The road taken led through the piny woods, or woods of some kind. It was too dark to make out. The trees crowded close to the sides and there were rail fences here and there. Suddenly, after we’d gone four or five miles, the trees fell away, leaving fenced pastures and fields on both sides, and far ahead, a light.

It was growing gray, but I could make out a cluster of buildings where the light was, and the buggy I was chasing pulled up and stopped.

I touched a spur to my horse and lit out on a dead run, hoping to catch up for a showdown, but the rig started off again and I saw somebody standing there, trying the door of the stage stop, trying to get in. When it did not open, she taken a quick look toward me and scuttled around the house, me after her.

She was coming up to the other corner when I reached out and grabbed.

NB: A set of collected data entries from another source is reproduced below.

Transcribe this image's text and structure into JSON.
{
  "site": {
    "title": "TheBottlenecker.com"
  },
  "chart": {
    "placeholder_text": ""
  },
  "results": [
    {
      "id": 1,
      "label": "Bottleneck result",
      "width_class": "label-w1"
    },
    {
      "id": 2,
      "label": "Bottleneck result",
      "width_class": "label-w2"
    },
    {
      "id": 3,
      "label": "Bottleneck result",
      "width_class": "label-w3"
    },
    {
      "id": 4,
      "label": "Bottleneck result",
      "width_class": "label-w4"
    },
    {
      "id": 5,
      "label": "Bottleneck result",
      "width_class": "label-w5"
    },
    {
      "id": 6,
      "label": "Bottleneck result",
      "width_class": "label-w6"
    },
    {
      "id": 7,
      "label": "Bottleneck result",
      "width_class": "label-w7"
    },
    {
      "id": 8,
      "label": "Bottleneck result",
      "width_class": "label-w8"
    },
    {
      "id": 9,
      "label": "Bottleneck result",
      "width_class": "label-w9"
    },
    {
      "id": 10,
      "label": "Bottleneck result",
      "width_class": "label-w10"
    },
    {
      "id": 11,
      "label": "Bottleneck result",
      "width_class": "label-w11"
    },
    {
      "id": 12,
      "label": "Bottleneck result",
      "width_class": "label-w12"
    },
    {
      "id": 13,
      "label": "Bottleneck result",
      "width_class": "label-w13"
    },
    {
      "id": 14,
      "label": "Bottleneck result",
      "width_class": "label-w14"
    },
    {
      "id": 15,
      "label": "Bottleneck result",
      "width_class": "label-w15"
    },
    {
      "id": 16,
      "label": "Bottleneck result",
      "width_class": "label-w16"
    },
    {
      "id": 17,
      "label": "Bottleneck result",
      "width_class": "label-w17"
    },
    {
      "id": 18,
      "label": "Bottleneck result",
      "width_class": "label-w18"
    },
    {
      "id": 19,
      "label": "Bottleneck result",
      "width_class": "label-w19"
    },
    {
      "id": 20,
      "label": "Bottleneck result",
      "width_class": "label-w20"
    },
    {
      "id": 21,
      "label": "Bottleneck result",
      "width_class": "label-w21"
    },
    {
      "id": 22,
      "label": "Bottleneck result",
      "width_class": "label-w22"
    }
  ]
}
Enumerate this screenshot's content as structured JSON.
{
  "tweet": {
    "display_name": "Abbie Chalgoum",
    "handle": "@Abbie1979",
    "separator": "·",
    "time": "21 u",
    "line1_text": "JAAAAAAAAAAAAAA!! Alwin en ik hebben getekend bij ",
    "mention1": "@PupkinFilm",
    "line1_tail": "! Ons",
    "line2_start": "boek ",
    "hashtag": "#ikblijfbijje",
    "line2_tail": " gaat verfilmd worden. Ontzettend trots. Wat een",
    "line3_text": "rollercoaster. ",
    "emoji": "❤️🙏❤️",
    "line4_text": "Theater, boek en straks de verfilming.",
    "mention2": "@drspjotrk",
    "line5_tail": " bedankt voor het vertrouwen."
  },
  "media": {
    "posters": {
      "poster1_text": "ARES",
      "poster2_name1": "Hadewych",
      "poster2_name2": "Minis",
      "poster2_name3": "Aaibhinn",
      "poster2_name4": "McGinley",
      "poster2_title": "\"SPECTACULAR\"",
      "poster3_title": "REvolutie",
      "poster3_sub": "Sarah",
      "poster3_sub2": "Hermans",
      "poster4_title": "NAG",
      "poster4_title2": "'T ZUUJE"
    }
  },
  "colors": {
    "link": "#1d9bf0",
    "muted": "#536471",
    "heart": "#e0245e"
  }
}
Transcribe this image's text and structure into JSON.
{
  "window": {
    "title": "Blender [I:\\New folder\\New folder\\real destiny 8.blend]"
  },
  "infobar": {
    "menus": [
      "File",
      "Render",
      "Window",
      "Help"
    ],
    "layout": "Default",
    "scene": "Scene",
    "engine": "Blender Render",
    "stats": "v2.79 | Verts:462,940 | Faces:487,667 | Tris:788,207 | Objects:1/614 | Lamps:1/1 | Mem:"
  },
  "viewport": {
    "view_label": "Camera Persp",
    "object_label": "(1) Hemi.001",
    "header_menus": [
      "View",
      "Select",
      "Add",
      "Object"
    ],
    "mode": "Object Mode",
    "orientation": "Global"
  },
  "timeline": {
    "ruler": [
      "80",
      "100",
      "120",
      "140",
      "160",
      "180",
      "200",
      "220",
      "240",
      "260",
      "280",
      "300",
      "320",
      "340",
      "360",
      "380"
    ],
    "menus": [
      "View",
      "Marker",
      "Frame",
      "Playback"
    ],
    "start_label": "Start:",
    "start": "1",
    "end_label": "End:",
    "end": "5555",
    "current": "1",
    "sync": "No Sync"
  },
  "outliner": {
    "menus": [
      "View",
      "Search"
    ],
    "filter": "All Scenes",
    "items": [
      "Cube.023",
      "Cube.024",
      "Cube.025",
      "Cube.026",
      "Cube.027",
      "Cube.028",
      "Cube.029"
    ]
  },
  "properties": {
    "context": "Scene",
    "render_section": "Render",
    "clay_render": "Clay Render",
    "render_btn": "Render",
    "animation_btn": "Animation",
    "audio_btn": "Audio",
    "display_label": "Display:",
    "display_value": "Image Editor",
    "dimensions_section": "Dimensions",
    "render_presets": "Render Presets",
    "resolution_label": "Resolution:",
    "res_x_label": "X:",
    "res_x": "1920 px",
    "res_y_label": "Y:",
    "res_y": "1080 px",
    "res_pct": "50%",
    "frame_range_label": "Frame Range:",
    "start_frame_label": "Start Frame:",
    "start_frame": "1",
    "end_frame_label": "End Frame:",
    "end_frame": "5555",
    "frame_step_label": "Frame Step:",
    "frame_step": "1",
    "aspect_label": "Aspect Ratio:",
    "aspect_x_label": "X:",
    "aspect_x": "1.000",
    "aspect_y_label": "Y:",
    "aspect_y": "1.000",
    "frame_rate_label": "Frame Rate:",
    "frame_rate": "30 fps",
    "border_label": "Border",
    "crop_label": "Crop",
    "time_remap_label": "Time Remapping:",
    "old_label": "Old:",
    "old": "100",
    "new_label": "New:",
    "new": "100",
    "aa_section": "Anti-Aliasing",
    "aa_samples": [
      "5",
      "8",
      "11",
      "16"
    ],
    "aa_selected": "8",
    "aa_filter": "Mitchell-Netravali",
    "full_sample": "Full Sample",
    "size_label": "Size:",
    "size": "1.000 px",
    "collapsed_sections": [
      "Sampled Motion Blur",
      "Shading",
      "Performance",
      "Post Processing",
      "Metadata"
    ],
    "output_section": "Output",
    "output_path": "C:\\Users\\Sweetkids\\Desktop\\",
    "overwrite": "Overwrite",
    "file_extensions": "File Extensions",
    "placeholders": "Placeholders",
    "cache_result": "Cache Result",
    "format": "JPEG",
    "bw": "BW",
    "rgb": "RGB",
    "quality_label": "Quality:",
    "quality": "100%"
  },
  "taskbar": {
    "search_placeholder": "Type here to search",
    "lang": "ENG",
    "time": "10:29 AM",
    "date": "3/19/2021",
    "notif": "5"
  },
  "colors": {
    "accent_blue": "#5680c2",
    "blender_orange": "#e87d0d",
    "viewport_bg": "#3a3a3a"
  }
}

I caught me a handful of bonnet and gray hair that came loose in my hand, and the next thing I knew, that woman had turned on me, grabbed my wrist, and pulled me loose from my horse!

We went into the dust, me on top. She grabbed a handful of hair, and I’d never been that much of a lady. I slugged her in the nose with my fist, and when she tried to tear loose, her nose bleeding, I hit her again. And then I got up and looked at what I’d hit.

It was no little ol’ lady at all, but a young, feisty woman with her makeup all scratched away and her hair pulled down around her ears. Her reticule had torn, and gold coins were spilled on the ground, two of them along with some other change. I taken up the coins. “Is this what they paid you to rob a poor girl? You ought to be ashamed!”

It was fresh new gold and I was sure it was mine. I put it in my reticule and caught up the reins of my horse.